The role of heterotrophic and nitrifying microorganisms in the (co-)metabolic biotransformation of 10 pharmaceutically active compounds (PhACs) was investigated. To this aim, biotransformation assays were performed with heterotrophic and nitrifying sludge developed separately in a two-stage full-scale activated sludge system. Each stage was operated at different inflow wastewater characteristics and sludge retention times (on average 8 d and 35 d). The biotransformation capacity of each sludge was evaluated in the absence of primary substrate and in the presence of acetate and ammonium, to independently elucidate the co-metabolic role of heterotrophs and nitrifiers present in both sludges. Trimethoprim, diclofenac and carbamazepine were recalcitrant (removal < 5% after 1 d; biotransformation rate < 50 µg/g VSS·d) under all the tested conditions. High concentrations of caffeine, acetaminophen and iopromide were quickly biotransformed (> 80% after 1 d; > 800 µg/g VSS·d) in the absence of primary substrates. The heterotrophic sludge only showed a co-metabolic effect towards erythromycin, which increased its biotransformation rate between 43% and 53% when acetate and ammonium were supplied. In contrast, when stimulated, nitrifiers and slow-growing heterotrophs present in the nitrifying sludge co-metabolically biotransformed acetaminophen, ibuprofen and naproxen to a significant extent. Sulfamethoxazole was recalcitrant, except when the nitrifying sludge was fed with acetate (> 800 µg/g VSS·d), suggesting that slow-growing heterotrophs co-metabolically biotransformed it. This study provides evidence that biotransformation of PhACs depends on several metabolic activities, as the heterotrophic activity of the nitrifying sludge, which are not only determined by the SRT but also by the feeding composition.

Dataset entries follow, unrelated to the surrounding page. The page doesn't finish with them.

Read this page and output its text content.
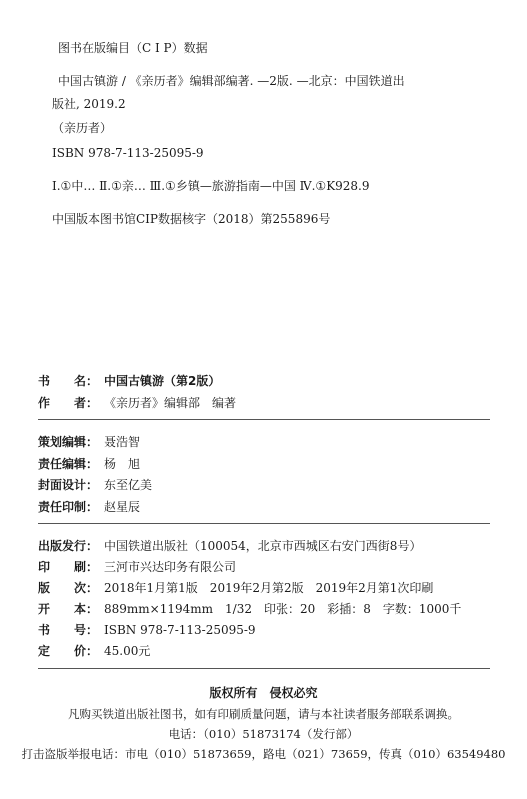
图书在版编目（C I P）数据
中国古镇游 / 《亲历者》编辑部编著. —2版. —北京：中国铁道出
版社, 2019.2
（亲历者）
ISBN 978-7-113-25095-9
Ⅰ.①中… Ⅱ.①亲… Ⅲ.①乡镇—旅游指南—中国 Ⅳ.①K928.9
中国版本图书馆CIP数据核字（2018）第255896号
书　　名： 中国古镇游（第2版）
作　　者： 《亲历者》编辑部　编著
策划编辑： 聂浩智
责任编辑： 杨　旭
封面设计： 东至亿美
责任印制： 赵星辰
出版发行： 中国铁道出版社（100054，北京市西城区右安门西街8号）
印　　刷： 三河市兴达印务有限公司
版　　次： 2018年1月第1版　2019年2月第2版　2019年2月第1次印刷
开　　本： 889mm×1194mm　1/32　印张：20　彩插：8　字数：1000千
书　　号： ISBN 978-7-113-25095-9
定　　价： 45.00元
版权所有　侵权必究
凡购买铁道出版社图书，如有印刷质量问题，请与本社读者服务部联系调换。
电话：（010）51873174（发行部）
打击盗版举报电话：市电（010）51873659，路电（021）73659，传真（010）63549480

研究了异养微生物和硝化微生物在10种药物活性化合物（PhAC）的（共）代谢生物转化中的作用。为此，在两步满规模活性污泥系统中分别开发了异养和硝化污泥，进行了生物转化分析。每个阶段均在不同的流入废水特性和污泥保留时间（平均8 d和35 d）下运行。在没有主要底物的情况下，在存在乙酸盐和铵的情况下，对每种污泥的生物转化能力进行了评估，以独立阐明两种污泥中存在的异养菌和硝化剂的协同代谢作用。甲氧苄啶，双氯芬酸和卡马西平是顽固的（1 d后去除率<5％；生物转化率< 在所有测试条件下为50 µg / g VSS·d）。在没有主要底物的情况下，高浓度的咖啡因，对乙酰氨基酚和碘普罗米迅速生物转化（1天后> 80％；> 800 µg / g VSS·d）。异养污泥仅对红霉素表现出协同代谢作用，当供应乙酸盐和铵盐时，其生物转化率提高了43％至53％。相反，当被刺激时，硝化污泥中存在的硝化剂和缓慢生长的异养菌在很大程度上协同代谢生物转化了对乙酰氨基酚，布洛芬和萘普生。磺胺甲恶唑是顽强的，除了硝化污泥中加入乙酸盐（> 800 µg / g VSS·d）外，这表明缓慢生长的异养生物共同代谢了该生物。